Kitch'n Cook'd owner Yasuo Deguchi
By Dan Nakaso
Advertiser Staff Writer
Yasuo Deguchi and his wife, Setsuko, built their Kitch'n Cook'd Potato Chips business out of a two-room, hollow-tile building on their property in Captain Cook, earning the freedom to travel the world until Yasuo's death on Christmas Eve at the age of 92.
Yasuo and Setsuko didn't have anything resembling job descriptions or titles as they ran the small business they started in the 1950s, said their son, Kevin.
"You could say she was the boss and he was the worker," Kevin said.
There were lots of tedious hours cooking, packaging and delivering potato chips after Yasuo ended his shift at the Capt. Cook Coffee Co. and, later, when his day finished as a groundskeeper at the Kona Surf Hotel.
He was not a loud or gregarious person, Kevin said, yet Yasuo enjoyed meeting people on his potato chip delivery route and talking story.
The work to cook and prepare the chips in separate shifts could mean long days and nights, Kevin said. But it was lucrative enough to Yasuo and Setsuko to see the world beyond the tiny town of Captain Cook on the Big Island.
"Through the business, they took trips to Canada, China and Japan," Kevin said. "They visited the grandkids and Vegas, of course. They got to see the country, see the world."
Yasuo was born in Captain Cook on April 2, 1916, and raised in Kailua, Kona, the eldest of 11 children.
He had to drop out of Konawaena High School to help support the family.
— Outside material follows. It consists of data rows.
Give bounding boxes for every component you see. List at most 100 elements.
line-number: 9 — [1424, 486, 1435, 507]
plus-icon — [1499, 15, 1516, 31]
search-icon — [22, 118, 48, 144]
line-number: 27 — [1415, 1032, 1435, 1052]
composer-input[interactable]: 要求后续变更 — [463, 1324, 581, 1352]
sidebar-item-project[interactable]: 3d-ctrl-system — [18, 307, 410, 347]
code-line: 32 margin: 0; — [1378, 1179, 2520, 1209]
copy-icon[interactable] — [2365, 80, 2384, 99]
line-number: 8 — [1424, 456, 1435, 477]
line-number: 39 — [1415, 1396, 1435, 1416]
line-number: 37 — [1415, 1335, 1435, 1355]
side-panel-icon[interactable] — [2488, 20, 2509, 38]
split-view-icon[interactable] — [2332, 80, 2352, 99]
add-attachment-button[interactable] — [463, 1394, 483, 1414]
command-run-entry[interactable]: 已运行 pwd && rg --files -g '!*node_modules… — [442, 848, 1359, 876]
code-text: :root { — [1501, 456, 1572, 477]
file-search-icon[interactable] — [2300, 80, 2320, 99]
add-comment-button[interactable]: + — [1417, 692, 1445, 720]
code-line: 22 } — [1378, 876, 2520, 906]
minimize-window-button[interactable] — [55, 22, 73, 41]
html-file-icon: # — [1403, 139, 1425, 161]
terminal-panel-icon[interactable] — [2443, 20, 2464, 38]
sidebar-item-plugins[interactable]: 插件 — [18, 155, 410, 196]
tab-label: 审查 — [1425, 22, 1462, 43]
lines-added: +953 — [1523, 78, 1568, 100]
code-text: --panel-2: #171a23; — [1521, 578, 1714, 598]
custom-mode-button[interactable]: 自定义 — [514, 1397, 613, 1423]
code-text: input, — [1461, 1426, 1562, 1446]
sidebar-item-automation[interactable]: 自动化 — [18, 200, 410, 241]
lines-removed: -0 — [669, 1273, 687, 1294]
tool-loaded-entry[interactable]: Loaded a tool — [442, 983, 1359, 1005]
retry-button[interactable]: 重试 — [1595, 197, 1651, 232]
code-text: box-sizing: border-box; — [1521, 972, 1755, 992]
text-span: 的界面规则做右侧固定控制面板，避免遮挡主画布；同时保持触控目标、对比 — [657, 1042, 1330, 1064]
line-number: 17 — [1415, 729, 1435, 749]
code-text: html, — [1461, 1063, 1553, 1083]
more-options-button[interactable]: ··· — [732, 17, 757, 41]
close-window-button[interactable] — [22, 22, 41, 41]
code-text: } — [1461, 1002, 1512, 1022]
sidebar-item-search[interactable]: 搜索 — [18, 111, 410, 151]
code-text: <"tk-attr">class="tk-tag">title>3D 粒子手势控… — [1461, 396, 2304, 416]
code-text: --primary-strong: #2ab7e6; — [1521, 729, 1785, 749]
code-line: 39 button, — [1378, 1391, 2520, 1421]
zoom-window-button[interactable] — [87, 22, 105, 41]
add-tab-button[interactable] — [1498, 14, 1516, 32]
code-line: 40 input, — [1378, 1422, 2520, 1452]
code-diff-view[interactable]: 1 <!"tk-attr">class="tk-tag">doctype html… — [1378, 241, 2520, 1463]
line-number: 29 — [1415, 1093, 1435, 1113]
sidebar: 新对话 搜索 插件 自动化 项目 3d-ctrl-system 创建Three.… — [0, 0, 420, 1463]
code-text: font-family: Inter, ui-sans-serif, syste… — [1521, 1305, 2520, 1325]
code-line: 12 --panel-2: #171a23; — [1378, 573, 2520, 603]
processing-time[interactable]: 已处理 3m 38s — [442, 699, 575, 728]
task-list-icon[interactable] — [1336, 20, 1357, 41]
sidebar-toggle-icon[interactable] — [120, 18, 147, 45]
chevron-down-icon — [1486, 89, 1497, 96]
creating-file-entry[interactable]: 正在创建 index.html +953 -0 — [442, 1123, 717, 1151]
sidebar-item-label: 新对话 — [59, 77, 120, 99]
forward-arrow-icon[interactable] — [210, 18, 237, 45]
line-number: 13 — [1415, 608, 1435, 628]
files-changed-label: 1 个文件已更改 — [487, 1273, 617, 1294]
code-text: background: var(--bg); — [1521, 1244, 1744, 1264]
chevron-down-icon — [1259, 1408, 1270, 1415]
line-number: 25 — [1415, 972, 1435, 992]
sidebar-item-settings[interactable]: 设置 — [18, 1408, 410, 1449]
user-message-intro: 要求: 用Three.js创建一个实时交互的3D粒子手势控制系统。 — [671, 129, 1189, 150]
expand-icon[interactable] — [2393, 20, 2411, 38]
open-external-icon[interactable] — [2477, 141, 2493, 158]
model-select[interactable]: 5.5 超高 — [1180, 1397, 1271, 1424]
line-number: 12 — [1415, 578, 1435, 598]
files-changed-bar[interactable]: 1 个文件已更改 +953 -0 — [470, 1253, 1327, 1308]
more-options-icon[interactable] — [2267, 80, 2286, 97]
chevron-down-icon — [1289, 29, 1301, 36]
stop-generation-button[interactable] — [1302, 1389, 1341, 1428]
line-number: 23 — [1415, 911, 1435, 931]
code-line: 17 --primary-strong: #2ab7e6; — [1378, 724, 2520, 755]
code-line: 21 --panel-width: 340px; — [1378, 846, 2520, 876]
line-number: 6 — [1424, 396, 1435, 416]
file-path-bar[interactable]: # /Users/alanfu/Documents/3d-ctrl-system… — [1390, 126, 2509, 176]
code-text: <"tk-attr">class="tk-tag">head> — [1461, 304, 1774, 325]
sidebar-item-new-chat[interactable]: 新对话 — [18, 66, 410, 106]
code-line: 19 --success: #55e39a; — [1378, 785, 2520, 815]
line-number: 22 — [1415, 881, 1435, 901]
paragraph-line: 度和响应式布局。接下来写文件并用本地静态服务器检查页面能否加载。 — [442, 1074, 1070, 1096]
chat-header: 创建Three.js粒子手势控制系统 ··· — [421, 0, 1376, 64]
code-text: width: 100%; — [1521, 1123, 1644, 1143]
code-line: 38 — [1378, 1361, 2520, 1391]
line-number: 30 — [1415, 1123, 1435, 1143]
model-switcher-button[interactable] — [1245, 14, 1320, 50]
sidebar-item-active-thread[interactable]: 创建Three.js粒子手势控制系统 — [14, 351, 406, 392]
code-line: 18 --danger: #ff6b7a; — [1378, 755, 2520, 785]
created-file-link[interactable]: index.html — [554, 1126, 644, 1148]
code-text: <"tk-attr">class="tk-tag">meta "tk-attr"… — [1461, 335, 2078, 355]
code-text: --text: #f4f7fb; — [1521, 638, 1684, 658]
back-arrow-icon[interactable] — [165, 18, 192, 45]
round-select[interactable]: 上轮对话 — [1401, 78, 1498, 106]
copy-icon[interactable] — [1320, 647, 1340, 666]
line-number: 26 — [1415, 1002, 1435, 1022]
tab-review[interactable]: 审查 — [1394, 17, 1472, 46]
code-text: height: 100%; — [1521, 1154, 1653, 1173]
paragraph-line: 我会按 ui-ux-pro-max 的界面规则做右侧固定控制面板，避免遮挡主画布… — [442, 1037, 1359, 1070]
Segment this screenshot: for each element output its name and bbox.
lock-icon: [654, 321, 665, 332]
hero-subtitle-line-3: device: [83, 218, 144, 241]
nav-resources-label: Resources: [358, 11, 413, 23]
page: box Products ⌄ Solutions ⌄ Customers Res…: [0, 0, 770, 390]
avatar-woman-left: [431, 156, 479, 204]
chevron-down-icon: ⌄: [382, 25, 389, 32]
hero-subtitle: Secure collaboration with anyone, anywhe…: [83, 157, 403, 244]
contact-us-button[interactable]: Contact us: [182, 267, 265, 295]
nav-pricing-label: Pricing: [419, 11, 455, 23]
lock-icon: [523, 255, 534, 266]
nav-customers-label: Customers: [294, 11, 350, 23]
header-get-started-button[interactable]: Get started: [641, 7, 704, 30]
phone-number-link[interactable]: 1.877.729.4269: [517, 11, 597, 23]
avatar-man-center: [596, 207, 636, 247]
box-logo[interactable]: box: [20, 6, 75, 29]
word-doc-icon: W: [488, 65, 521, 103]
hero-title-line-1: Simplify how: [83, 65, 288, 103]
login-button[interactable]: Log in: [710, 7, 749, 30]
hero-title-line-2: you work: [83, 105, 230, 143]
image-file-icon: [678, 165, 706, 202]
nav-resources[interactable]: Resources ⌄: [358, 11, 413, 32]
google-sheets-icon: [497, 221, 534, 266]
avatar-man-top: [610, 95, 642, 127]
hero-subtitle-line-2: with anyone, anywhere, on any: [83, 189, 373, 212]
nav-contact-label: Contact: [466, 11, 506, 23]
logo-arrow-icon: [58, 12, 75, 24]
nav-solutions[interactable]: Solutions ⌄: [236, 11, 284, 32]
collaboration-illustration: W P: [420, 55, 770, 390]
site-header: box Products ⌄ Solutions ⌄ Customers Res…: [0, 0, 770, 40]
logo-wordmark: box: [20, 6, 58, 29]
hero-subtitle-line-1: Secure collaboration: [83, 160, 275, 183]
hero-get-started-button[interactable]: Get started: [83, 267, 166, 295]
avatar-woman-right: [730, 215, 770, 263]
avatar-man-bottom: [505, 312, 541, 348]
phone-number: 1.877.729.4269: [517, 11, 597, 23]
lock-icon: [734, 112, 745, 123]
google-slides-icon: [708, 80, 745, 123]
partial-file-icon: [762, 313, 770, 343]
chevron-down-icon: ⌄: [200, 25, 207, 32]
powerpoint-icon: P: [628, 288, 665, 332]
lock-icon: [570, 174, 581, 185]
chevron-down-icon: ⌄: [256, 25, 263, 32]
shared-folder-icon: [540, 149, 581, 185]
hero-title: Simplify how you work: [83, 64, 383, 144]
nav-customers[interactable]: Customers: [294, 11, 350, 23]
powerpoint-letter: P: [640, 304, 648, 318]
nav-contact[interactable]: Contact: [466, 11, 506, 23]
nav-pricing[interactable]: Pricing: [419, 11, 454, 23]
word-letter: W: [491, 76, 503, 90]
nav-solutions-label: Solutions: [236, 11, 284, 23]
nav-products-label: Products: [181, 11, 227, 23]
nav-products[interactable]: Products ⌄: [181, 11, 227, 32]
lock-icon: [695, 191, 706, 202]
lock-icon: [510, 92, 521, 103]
But at the age of 48, in between working two jobs and raising his own family, Yasuo earned his high school general equivalency degree in 1964.
"As the years went on, he decided he should complete his high school education," Kevin said.
It was Setsuko's idea to start making potato chips in the 1950s, Kevin said.
He does not know the full story, but said it is just coincidence that the chips and packaging resemble the Maui Chip brand.
"Same style, color and everything," Kevin said. "People assume we were a franchise. But it's two separate companies."
"I remember my early childhood hand washing each potato and then cooking it," Kevin said. "... It was all hand-made in a room with a cooker. Nothing fancy. Strictly my mom and my dad, and myself to a certain degree."
Quality control was little more than gauging the color of each chip, Kevin said.
"It wasn't mechanized," he said. "When the chips came out of the oil, if they didn't look right they went right into the garbage."
Kitch'n Cook'd Potato Chips supplied about 15 large and mostly small, mom-and-pop stores along the Kona Coast and about another 15 restaurants until Yasuo and Setsuko sold the business in 1990 and retired.
In addition to his wife and his son, Yasuo is survived by daughters, Sharon Waldon and Iris Watanabe; brothers, Yasunori and Allan; sisters, Fujie Inouye, Patsy Akimoto, Mitsue Ishimoto and Mutsumi Komo; four grandchildren and one great grandchild.
Visitation is scheduled for 2:30 to 4 p.m. Saturday at the Kona Hongwanji Mission in Kealakekua, Hawai'i. Memorial service will follow.